Advice from Social Movement Archivists

Earlier today, Temple University hosted a talk with a series of archivists and librarians about documenting and preserving social movements. Speakers included Bergis Jules (University of California Riverside Libraries), Meredith Evans (Washington University in St. Louis) and Ed Summers (Maryland Institute for Technology in the Humanities), who described their work archiving protest movements surrounding Ferguson and #BlackLivesMatter, and Margery Sly and Justin Hill from Temple Libraries, who shared experiences from archiving Occupy Philly. It was a really rich discussion, covering pragmatics of data scraping tools as well as advice on how to build ties with communities whose lives are being preserved. Here are some highlights that I wanted to share!

  • Bergis Jules highlighted the accessibility of social media as a source for data, calling it “a new layer of documentation quality" that has “left an extremely rich trail of documentation in one of the most rich and accessible” platforms.

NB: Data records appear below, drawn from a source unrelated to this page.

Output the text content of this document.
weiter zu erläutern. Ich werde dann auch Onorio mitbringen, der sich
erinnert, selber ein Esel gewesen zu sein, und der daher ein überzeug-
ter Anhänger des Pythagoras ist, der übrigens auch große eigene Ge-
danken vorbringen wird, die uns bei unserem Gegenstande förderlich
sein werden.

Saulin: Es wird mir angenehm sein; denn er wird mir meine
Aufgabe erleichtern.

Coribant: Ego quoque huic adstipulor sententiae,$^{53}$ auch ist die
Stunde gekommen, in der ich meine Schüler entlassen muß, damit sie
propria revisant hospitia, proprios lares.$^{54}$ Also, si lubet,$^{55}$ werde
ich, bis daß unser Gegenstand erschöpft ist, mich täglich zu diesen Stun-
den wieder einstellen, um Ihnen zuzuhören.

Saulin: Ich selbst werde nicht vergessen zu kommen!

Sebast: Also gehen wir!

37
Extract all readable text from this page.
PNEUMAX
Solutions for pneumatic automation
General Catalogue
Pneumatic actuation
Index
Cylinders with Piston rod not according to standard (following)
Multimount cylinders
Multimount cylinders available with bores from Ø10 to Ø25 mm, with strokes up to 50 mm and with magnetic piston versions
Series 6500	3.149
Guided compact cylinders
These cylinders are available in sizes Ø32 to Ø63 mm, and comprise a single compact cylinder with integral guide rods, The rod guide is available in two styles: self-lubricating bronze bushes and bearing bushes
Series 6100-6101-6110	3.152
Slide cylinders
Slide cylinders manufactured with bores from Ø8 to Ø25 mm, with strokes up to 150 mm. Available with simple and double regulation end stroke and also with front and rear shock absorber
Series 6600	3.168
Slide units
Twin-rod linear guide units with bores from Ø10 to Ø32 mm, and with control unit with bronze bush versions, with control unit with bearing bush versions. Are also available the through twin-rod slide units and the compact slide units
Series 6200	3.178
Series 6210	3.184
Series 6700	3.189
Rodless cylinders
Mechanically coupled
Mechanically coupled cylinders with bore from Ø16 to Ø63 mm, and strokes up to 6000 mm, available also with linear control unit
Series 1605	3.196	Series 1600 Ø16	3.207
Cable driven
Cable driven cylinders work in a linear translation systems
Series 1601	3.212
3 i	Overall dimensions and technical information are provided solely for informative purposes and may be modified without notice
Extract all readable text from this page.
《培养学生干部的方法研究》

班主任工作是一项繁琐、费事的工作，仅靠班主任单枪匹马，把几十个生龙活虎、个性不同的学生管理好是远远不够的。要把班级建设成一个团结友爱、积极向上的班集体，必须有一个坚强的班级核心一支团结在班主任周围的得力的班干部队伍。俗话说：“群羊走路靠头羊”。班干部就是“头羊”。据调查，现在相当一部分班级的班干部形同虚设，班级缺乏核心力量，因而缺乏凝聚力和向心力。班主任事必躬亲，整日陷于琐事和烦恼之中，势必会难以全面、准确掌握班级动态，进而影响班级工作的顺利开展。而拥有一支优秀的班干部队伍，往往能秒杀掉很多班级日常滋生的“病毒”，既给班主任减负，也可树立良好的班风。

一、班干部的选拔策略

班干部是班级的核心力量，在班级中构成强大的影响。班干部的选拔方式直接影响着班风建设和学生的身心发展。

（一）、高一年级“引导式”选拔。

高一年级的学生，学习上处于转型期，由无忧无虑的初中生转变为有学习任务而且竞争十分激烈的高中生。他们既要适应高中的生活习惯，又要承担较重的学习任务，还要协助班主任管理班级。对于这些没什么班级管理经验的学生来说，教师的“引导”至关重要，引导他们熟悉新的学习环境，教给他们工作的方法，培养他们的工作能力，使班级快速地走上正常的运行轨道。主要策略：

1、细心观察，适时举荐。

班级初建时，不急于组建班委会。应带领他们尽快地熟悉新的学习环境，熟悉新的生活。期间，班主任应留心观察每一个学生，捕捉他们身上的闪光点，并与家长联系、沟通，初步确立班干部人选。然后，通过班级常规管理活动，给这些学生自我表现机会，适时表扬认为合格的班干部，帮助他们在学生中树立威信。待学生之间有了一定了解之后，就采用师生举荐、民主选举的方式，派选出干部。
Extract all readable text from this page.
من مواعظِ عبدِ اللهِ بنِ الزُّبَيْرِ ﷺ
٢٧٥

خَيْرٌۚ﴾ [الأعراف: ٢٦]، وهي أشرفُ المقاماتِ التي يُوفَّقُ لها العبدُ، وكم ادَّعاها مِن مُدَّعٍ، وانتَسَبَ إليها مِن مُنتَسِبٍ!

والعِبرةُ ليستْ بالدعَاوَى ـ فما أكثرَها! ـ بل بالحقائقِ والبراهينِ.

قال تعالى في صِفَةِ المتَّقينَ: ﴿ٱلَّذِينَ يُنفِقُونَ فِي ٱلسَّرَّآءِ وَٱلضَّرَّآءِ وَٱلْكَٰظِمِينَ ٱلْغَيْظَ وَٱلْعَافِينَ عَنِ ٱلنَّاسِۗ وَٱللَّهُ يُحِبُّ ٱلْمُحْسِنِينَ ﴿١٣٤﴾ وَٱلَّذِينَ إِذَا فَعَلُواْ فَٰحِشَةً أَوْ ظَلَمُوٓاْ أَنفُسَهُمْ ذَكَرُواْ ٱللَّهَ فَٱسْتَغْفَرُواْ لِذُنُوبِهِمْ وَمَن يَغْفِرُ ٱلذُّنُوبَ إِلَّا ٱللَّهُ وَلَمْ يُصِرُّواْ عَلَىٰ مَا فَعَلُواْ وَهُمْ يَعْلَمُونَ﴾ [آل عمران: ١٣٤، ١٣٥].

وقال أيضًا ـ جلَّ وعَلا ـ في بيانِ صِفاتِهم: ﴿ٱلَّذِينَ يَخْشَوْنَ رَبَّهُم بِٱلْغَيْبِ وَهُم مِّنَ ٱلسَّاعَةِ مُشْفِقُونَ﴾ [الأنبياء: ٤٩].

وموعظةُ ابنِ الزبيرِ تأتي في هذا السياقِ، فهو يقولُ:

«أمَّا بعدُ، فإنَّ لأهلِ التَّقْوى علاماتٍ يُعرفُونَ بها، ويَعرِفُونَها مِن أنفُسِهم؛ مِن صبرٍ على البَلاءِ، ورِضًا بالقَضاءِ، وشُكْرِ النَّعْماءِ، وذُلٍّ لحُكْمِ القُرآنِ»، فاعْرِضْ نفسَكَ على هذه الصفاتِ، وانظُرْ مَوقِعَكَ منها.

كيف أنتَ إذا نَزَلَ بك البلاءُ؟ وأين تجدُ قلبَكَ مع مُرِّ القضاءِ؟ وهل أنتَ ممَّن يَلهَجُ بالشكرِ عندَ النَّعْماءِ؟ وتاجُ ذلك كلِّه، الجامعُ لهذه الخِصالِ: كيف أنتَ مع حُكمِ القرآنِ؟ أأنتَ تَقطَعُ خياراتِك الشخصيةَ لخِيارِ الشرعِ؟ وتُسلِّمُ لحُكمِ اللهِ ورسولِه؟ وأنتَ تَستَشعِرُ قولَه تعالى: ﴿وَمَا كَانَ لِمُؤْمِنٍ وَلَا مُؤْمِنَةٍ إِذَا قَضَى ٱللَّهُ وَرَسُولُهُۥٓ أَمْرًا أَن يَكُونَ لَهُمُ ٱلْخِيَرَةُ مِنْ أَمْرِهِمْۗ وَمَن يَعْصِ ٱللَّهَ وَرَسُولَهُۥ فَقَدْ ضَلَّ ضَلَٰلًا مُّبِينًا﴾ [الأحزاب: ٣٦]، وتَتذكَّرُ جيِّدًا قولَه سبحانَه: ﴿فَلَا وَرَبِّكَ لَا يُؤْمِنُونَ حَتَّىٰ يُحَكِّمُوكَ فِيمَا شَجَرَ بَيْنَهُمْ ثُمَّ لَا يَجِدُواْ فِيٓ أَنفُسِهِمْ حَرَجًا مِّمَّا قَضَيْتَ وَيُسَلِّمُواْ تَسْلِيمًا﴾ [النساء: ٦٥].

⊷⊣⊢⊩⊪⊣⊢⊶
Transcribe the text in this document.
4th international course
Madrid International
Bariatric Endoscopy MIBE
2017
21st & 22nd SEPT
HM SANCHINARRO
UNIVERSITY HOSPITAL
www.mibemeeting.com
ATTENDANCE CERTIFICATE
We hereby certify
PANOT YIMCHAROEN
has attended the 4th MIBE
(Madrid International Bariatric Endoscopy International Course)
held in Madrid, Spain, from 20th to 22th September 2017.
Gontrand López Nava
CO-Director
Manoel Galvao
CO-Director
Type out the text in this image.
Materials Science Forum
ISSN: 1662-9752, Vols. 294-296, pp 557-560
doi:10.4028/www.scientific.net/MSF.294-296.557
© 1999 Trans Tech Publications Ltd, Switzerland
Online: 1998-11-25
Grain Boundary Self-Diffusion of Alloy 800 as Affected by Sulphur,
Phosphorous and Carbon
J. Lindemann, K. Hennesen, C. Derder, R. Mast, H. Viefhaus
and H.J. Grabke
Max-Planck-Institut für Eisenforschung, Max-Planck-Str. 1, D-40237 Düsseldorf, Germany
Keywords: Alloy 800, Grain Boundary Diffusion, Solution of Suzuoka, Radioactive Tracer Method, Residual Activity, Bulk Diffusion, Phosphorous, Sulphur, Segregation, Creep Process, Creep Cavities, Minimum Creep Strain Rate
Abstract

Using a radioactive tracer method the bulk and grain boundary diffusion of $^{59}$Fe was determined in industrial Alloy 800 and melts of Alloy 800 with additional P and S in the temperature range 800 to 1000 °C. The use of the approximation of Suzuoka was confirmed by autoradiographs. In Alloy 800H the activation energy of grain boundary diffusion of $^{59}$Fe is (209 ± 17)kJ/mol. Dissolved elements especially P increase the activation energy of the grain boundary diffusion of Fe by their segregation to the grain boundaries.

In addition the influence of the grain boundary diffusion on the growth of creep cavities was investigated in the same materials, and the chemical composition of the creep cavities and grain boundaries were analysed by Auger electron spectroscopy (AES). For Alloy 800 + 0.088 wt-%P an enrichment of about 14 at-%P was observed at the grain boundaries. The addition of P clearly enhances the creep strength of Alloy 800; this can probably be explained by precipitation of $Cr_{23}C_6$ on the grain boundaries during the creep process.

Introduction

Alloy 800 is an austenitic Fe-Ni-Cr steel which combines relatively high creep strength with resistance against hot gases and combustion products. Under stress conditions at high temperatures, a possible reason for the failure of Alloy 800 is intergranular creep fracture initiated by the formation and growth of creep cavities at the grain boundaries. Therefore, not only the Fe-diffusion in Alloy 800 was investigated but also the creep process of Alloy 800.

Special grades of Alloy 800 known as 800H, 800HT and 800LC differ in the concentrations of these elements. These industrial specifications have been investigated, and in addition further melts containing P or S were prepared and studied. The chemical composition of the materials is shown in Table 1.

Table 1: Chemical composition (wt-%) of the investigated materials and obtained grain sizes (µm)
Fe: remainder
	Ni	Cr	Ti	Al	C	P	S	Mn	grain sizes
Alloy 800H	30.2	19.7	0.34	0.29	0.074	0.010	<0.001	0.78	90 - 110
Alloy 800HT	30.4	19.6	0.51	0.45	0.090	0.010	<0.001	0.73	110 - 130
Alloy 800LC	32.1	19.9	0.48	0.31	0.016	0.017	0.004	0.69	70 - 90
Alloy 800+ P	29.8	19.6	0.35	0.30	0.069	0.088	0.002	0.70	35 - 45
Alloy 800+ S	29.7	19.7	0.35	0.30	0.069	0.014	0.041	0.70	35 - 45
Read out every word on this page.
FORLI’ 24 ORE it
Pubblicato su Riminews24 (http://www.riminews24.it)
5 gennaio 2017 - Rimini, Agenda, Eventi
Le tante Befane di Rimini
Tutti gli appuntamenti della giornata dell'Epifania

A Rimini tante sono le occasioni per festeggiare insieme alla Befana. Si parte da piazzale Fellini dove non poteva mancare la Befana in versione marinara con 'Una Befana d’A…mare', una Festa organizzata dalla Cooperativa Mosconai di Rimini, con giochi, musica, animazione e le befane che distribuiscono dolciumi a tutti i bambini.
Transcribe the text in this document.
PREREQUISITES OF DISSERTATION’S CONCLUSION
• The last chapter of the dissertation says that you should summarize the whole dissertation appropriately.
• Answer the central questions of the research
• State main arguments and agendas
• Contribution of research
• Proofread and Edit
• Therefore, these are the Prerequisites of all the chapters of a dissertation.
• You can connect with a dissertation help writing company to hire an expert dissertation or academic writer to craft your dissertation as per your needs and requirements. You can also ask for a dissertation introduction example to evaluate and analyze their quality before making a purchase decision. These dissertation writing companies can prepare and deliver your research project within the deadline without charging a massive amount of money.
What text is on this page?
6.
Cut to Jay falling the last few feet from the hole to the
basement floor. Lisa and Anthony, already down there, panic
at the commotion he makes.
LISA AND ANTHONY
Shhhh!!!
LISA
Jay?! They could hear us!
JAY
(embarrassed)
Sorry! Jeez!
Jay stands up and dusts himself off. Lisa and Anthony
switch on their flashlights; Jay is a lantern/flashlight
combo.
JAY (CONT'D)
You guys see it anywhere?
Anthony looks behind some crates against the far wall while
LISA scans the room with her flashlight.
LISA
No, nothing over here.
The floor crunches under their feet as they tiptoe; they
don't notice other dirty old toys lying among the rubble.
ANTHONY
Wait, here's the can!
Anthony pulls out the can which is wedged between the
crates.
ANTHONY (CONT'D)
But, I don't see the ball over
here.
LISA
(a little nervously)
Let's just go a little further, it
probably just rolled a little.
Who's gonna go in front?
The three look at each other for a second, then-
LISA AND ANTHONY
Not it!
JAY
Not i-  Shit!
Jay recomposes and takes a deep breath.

Jules also noted that social media content can be used against protesters in prosecution, which is crucial to consider in policies of collection and access.
  • Ed Summers pointed to a number of tools for data scraping, including twarc.py (which he noted grew out of a desire to document and build a tribute to Aaron Swartz), social feed manager, TAGS and Archive-It.
  • Meredith Evans gave a really compelling talk about the process of building a participatory archive to document Ferguson protests. Evans described tensions between academic librarianship and public librarianship, and noted the important work that had gone into developing and sustaining community trust in the process of developing archiving policies, for example, making it easy to donate content anonymously.
  • Margery Sly and Justin Hill described the process of finding an institutional home for the archival holdings of Occupy Philly. The process of finding a home for activist collections can be problematic because, as Margery noted, this often requires reconciling activist, anti-establishment politics with the institutional bureaucracy of academic libraries. Navigating access and description policies can be difficult, and there's room for partnerships between institutions housing collections from different branches of the same movement.

As a whole, this was a great collection of activists, librarians and archivists, really wonderful to see the different projects taking shape around archiving social movements.